Statistical analysis
We performed statistical analyses using GraphPad Prism 8.01. We used two-way ANOVA to identify the contribution to multiple variables to an experimental measurement. We used one-way ANOVA to perform multiple comparisons between experimental conditions. The specific statistical analysis test used is indicated in each figure legend.
Author contribution
DEO: conceptualization, investigation, data curation, writing-original draft. AA, PCA, and DK: investigation, data curation, writing-editing. LCK: data curation, writing-editing. MB: data curation, writing-editing.

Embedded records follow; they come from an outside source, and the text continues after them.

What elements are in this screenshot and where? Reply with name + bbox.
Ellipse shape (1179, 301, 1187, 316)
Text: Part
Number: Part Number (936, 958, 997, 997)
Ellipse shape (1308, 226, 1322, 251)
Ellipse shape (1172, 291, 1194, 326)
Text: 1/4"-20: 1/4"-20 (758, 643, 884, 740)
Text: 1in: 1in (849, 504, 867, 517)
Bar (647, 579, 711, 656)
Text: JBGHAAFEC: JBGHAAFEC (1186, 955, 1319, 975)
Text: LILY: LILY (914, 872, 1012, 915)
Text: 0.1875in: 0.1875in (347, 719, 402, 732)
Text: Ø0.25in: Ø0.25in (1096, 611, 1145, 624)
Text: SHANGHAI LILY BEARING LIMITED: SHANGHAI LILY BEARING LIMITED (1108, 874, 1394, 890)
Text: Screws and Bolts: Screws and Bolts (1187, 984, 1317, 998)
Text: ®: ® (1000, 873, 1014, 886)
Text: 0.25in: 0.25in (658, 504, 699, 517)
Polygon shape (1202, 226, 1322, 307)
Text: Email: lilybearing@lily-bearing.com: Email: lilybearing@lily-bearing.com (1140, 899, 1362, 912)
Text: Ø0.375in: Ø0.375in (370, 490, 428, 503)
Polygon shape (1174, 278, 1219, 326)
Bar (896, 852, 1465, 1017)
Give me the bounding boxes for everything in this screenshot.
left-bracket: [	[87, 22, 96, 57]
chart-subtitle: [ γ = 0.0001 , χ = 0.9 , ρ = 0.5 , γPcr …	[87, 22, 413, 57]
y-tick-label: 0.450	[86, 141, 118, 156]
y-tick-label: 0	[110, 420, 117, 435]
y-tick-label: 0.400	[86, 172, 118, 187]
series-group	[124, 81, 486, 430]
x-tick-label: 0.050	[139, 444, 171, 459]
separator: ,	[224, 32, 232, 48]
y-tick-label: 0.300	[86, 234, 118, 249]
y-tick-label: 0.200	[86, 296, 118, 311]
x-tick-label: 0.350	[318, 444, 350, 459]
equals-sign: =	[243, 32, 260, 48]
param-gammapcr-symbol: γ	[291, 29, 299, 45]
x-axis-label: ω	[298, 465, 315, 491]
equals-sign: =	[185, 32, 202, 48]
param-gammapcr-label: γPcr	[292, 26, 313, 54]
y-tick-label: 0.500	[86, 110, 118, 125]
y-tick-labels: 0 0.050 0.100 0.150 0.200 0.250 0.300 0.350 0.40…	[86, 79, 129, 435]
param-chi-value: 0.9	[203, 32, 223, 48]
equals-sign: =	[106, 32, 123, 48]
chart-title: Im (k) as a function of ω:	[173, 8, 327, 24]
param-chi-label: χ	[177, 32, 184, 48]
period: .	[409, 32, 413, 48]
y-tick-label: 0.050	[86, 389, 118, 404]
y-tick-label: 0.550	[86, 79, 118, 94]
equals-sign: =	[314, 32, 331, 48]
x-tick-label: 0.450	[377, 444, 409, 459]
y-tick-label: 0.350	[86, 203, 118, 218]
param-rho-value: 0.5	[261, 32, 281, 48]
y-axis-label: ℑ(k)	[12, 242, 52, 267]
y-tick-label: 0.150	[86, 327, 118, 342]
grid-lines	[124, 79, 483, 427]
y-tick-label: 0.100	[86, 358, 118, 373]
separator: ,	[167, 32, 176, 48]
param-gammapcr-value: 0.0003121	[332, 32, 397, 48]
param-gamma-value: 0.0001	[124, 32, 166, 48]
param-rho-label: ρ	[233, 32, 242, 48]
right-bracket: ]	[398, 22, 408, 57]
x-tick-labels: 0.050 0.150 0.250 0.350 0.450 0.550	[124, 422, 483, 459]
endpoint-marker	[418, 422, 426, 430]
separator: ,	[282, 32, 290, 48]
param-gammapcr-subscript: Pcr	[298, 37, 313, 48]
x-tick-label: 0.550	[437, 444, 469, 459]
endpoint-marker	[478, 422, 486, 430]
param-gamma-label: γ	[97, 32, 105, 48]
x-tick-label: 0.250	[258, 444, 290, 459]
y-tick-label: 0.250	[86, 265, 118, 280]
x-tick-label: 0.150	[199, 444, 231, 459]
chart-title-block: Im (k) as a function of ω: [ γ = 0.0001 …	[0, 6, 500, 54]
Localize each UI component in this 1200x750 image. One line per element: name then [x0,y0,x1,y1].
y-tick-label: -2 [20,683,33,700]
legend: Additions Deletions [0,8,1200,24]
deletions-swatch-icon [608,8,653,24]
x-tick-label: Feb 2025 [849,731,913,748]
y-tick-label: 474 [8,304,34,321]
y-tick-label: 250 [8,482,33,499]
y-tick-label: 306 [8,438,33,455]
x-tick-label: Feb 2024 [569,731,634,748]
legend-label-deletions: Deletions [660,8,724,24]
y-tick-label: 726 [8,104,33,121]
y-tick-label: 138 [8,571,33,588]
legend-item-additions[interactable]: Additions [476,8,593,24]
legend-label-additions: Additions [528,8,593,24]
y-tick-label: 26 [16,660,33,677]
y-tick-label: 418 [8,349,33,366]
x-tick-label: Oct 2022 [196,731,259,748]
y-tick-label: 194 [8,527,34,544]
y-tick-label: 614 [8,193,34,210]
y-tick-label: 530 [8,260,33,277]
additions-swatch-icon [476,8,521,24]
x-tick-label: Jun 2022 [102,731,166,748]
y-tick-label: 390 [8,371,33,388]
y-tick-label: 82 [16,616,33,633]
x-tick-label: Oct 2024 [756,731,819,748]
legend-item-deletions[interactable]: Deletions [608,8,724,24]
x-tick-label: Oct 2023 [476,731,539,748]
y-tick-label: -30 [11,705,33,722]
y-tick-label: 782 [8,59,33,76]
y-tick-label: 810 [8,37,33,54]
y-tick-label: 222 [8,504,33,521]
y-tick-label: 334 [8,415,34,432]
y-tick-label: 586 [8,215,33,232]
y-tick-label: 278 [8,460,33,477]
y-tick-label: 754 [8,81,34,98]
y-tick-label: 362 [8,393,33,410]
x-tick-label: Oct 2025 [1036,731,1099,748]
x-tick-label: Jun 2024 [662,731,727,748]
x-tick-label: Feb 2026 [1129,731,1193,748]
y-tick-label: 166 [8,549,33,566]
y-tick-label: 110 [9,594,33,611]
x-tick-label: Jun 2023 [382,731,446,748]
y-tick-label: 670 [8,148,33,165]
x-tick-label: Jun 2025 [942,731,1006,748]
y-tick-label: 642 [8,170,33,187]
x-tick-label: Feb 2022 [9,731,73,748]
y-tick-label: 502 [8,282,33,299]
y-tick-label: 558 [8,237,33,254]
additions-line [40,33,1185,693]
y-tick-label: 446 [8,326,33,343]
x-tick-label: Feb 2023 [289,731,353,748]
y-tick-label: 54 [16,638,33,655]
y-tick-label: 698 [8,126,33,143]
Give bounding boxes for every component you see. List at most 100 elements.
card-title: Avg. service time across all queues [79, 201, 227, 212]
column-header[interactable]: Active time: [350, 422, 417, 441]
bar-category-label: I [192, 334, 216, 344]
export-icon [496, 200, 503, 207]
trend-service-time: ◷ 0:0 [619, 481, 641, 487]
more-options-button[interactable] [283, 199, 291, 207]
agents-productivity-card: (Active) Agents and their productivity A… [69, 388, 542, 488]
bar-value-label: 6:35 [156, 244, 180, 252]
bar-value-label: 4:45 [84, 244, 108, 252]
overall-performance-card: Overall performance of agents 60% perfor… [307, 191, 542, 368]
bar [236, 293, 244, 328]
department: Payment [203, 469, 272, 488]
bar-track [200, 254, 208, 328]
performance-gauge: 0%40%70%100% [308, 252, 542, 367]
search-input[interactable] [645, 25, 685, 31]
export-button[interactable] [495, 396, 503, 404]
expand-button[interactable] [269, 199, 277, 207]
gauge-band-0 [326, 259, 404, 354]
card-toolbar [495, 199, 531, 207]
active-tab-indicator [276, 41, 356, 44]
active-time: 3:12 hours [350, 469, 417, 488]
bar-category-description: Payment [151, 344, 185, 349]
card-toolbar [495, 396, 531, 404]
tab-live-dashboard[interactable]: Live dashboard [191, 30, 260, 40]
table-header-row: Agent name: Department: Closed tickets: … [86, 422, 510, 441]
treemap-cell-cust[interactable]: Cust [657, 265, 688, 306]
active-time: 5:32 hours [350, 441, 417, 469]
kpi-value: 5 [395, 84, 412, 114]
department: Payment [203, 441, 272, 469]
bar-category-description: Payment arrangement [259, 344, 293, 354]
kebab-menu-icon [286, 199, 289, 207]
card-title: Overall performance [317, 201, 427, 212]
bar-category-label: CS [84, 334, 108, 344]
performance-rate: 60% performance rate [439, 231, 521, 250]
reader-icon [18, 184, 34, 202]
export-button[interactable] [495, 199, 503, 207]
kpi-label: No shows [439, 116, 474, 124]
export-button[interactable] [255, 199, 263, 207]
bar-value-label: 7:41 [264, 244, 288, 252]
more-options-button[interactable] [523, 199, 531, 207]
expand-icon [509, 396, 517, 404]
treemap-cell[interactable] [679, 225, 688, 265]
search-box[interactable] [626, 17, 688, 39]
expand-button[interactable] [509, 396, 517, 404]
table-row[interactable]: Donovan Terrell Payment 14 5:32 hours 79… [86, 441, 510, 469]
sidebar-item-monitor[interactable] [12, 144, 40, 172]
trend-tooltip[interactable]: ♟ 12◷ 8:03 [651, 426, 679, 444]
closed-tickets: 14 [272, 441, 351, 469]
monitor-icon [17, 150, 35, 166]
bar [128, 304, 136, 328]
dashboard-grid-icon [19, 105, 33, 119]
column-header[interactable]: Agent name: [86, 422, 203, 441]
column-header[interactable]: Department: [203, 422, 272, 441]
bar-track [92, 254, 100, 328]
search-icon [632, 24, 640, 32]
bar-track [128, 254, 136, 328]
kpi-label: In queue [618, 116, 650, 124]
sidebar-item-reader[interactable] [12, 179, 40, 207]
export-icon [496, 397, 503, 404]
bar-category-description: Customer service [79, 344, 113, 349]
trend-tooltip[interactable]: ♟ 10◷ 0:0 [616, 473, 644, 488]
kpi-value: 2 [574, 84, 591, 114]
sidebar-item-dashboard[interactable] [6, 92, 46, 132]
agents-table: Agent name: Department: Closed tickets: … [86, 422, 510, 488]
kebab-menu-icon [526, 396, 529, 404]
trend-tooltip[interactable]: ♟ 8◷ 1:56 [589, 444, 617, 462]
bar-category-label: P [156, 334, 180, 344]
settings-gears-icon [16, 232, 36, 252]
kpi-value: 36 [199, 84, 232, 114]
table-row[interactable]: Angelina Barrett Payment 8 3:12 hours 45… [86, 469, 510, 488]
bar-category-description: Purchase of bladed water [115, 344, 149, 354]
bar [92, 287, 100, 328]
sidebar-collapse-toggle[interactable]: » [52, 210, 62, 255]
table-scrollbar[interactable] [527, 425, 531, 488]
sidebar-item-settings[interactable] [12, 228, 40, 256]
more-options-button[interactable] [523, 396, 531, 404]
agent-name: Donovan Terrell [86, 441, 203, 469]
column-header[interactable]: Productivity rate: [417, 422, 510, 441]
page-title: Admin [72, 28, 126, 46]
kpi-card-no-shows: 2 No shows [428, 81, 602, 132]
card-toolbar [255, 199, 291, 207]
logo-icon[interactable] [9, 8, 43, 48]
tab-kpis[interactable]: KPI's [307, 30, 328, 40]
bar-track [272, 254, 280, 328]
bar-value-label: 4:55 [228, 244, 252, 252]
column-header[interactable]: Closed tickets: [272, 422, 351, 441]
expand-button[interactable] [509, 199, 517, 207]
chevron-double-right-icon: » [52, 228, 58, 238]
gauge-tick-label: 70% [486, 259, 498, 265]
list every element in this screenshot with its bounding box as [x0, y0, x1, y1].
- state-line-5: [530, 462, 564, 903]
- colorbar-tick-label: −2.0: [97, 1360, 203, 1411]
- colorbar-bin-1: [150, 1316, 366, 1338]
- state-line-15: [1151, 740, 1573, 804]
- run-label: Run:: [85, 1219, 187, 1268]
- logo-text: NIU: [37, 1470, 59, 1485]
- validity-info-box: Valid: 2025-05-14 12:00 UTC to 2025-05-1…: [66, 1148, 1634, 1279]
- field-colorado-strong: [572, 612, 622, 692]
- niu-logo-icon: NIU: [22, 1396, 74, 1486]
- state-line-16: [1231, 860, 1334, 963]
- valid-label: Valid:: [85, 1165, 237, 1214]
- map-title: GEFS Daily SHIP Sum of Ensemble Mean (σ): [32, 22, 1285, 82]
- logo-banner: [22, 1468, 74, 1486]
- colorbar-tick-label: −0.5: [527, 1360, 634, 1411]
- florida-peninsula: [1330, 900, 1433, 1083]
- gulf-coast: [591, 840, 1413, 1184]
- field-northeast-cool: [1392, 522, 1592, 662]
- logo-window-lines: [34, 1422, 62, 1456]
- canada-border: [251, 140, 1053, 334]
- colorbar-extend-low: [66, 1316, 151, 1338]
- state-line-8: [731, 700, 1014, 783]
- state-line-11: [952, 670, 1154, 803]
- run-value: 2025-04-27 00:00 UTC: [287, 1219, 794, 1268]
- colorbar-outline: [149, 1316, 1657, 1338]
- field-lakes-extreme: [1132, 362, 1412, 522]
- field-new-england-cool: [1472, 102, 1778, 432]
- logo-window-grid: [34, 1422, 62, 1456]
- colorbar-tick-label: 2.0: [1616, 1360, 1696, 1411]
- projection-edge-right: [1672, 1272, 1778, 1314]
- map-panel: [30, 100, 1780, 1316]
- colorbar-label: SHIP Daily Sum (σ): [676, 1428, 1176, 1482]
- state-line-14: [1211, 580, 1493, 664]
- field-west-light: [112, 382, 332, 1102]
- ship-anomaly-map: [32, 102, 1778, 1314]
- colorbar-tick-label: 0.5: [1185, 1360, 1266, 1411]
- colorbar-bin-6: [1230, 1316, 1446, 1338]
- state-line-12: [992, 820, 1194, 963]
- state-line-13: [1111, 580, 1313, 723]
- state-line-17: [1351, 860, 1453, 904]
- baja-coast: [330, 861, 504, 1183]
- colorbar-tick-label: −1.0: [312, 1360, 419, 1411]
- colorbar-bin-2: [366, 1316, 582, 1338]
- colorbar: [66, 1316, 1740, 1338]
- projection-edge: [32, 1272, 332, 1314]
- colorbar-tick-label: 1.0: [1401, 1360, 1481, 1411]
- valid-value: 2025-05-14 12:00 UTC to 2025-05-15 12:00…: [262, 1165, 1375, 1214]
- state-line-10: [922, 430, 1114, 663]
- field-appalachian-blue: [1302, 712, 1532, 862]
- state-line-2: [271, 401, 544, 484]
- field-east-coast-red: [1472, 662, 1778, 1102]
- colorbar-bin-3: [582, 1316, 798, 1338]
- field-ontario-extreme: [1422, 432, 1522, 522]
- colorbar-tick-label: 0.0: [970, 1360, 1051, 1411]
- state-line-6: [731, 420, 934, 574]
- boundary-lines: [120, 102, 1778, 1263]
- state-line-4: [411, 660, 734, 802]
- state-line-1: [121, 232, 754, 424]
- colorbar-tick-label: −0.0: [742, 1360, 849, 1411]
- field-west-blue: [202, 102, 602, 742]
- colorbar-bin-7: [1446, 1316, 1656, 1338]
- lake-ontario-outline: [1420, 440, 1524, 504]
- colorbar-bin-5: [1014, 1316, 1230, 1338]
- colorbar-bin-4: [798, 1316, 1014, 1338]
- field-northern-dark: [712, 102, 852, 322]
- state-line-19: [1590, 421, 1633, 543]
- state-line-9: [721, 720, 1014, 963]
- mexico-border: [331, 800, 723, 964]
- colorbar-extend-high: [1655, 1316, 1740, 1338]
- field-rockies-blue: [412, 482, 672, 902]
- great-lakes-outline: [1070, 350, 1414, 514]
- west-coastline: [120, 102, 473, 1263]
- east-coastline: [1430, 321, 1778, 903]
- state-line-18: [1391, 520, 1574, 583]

SNW: conceptualization, data curation, writing-original draft, study supervision.
Acknowledgements
This project was supported in part by NIH P30 DK078392 (Gene Analysis Core) of the Digestive Diseases Research Core Center in Cincinnati and the NIH P30 AR070549 Center for Rheumatic Disease Research. This work was supported by NIH grants DK107502 (L.C.K.), AR073228 (S.N.W. and L.C.K.), HL1195338 (M.T.B.), HL141236 (M.T.B.), AI148080 (S.N.W.), and DA038017 (S.N.W.); the Veteran’s Administration (I01BX002347 to MTB); research initiation funds (S.N.W. and L.C.K.) and an Arnold W. Strauss Fellow Award (D.E.O.) from the Cincinnati Children’s Research Foundation; and a postdoctoral fellowship form the American Heart Association (D.E.O.). A.A and P.C.A were supported by MSTP NIH T32 GM063483, while A.A. is also supported by T32 AI118697.
Footnotes
Changes made to text and several figures in response to peer review. New data in Figure 1C as well as Figure 3B-C, and revised analysis/presentation of Figure 7.